Les portes d’entrée à la lutte se situent actuellement au niveau des femmes enceintes que l’on dépiste pour éviter qu’elles ne transmettent le virus à leurs bébés, les personnes ayant la tuberculose car elles touchent beaucoup de personnes vivant avec le VIH, et les populations clés. Ces trois groupes, du moins à Kinshasa, font l’objet d’une attention spécifique dans les centres de santé. Mais, sachant que les ruptures de tests sont légion et qu’en raison des consultations payantes et du coût des transports, nombreux sont ceux qui n’ont pas d’accès aux soins. L’accent devrait être spécifiquement porté à la prévention et à l’éducation des populations au VIH.

Bien sûr, donner de l’argent pour des sensibilisations de masse est un choix économique, qui ne fera pas tourner l’industrie pharmaceutique dans les mêmes proportions. Mais il est reconnu que la maîtrise de cette maladie infectieuse passe par l’éducation continue, ainsi notamment que nous avons pu la neutraliser à la fin des années 90 en Occident, et c’est en raison de sa quasi inexistence ces deux dernières années que les cas remontent en flèche en France et dans d’autres pays voisins. C’est pour cela que les équipes du centre hospitalier Kabinda voient arriver les mêmes cas de VIH avancé depuis des années en raison de l’absence de dépistage ou du dépistage tardif de malades n’ayant dès lors plus aucune immunité.

Tous sont unanimes : personnel soignant, société civile, ONG, employés du Programme national… la maîtrise de cette pandémie passera par la sensibilisation de masse et ciblée, utilisant des moyens adaptés à chaque population : radio, télévision, informations sur les places de marchés, messages à transmettre via les églises, les écoles et même sur les lieux de travail. Cela doit se faire de manière continue jusqu’à ce que le vaccin contre le VIH voie le jour et soit rendu accessible à tous. Sans cela, on ne pose que des pansements, on ne prévient rien. Et nombre d’innocents se voient rejetés, exclus, abandonnés et relégués sur le banc de la honte. Car qui dit absence de sensibilisation et parole publique, dit également rejet et stigmatisation.
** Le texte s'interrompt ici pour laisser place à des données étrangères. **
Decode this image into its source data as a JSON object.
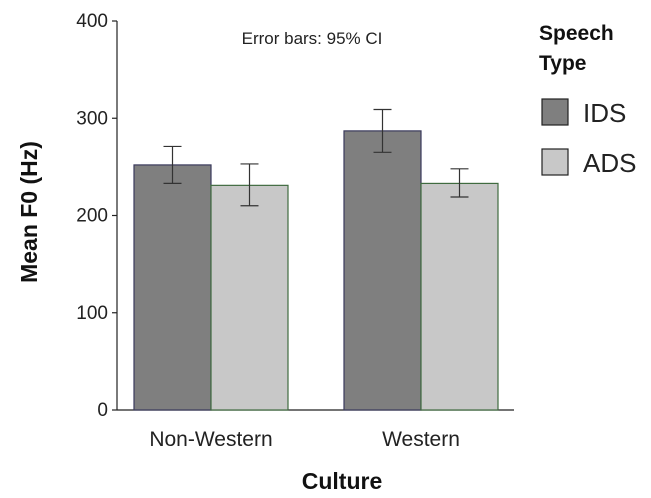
{
  "chart_data": {
    "type": "bar",
    "categories": [
      "Non-Western",
      "Western"
    ],
    "series": [
      {
        "name": "IDS",
        "values": [
          252,
          287
        ],
        "ci_low": [
          233,
          265
        ],
        "ci_high": [
          271,
          309
        ],
        "color": "#7f7f7f",
        "border": "#3a3a5c"
      },
      {
        "name": "ADS",
        "values": [
          231,
          233
        ],
        "ci_low": [
          210,
          219
        ],
        "ci_high": [
          253,
          248
        ],
        "color": "#c8c8c8",
        "border": "#3f6b3f"
      }
    ],
    "xlabel": "Culture",
    "ylabel": "Mean F0 (Hz)",
    "ylim": [
      0,
      400
    ],
    "yticks": [
      0,
      100,
      200,
      300,
      400
    ],
    "annotation": "Error bars: 95% CI",
    "legend": {
      "title_line1": "Speech",
      "title_line2": "Type",
      "position": "right"
    },
    "grid": false
  }
}
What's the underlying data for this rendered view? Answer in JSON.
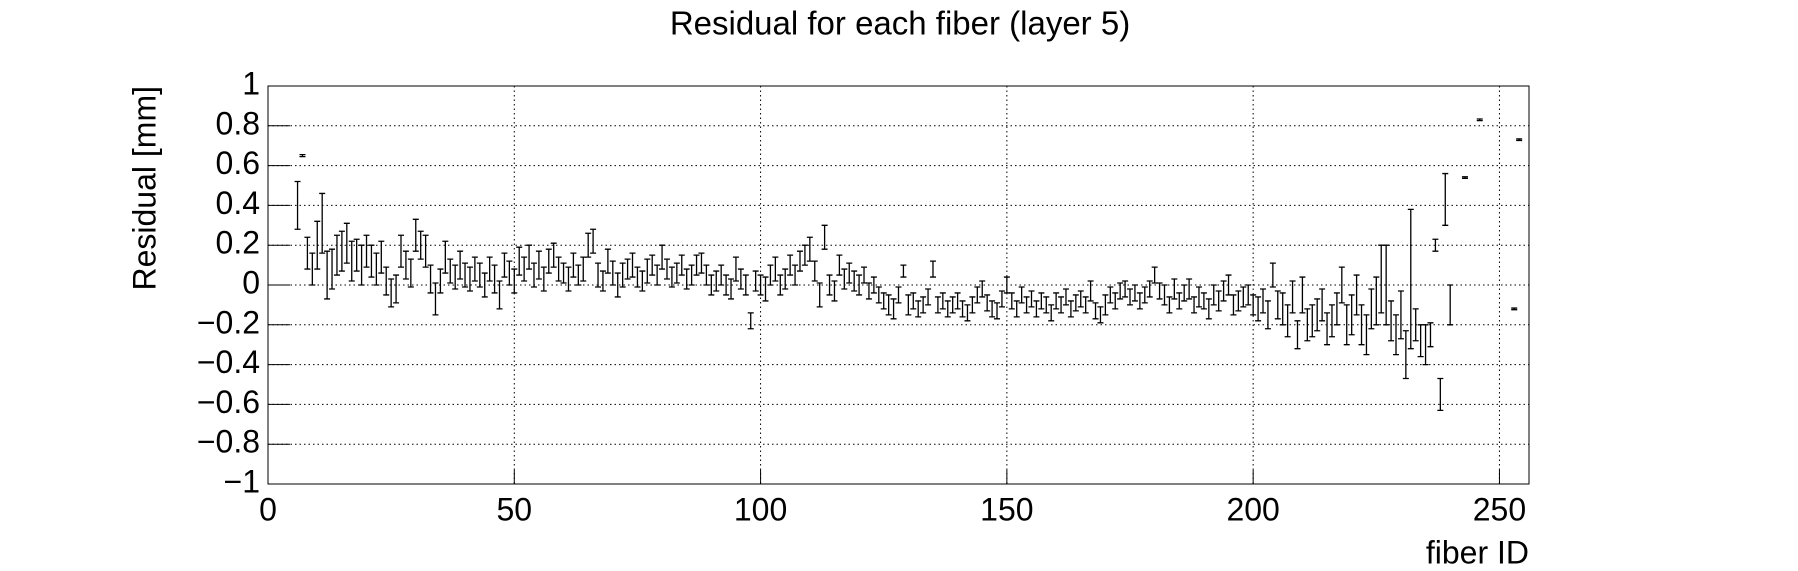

Certaines thèses affirment que le virus du VIH serait apparu non loin de Kinshasa il y a plus ou moins cent ans. Il aura mis quelques années seulement à muter pour devenir l’actuel virus responsable de la maladie du Sida. Il aura causé la mort de plus de 33 millions de personnes depuis le début de la pandémie, 33 millions d’innocents. L’OMS a lancé un plan de maîtrise de la pandémie pour 2030, malheureusement on en est loin dans une ville comme Kinshasa, comme dans le reste du pays.

Ayant travaillé sur plusieurs projets humanitaires médicaux en RDC et à Kinshasa, je souhaiterais lancer une campagne de sensibilisation à la prévention et au dépistage du VIH dans les prochains mois à Kinshasa. C’est suite à ma dernière expérience à Kinshasa dans le domaine de la lutte contre le VIH et le constat du manque accru de sensibilisation continue au VIH, à la différence de ce qu’on a vu avec la Covid 19. J’ai tenu donc, par cette plume, à mener un plaidoyer en faveur de cette sensibilisation massive et pérenne, visant à prévenir et à atteindre les fameux 95% de personnes vivant avec le VIH dépistées et mises sous traitement en 2030.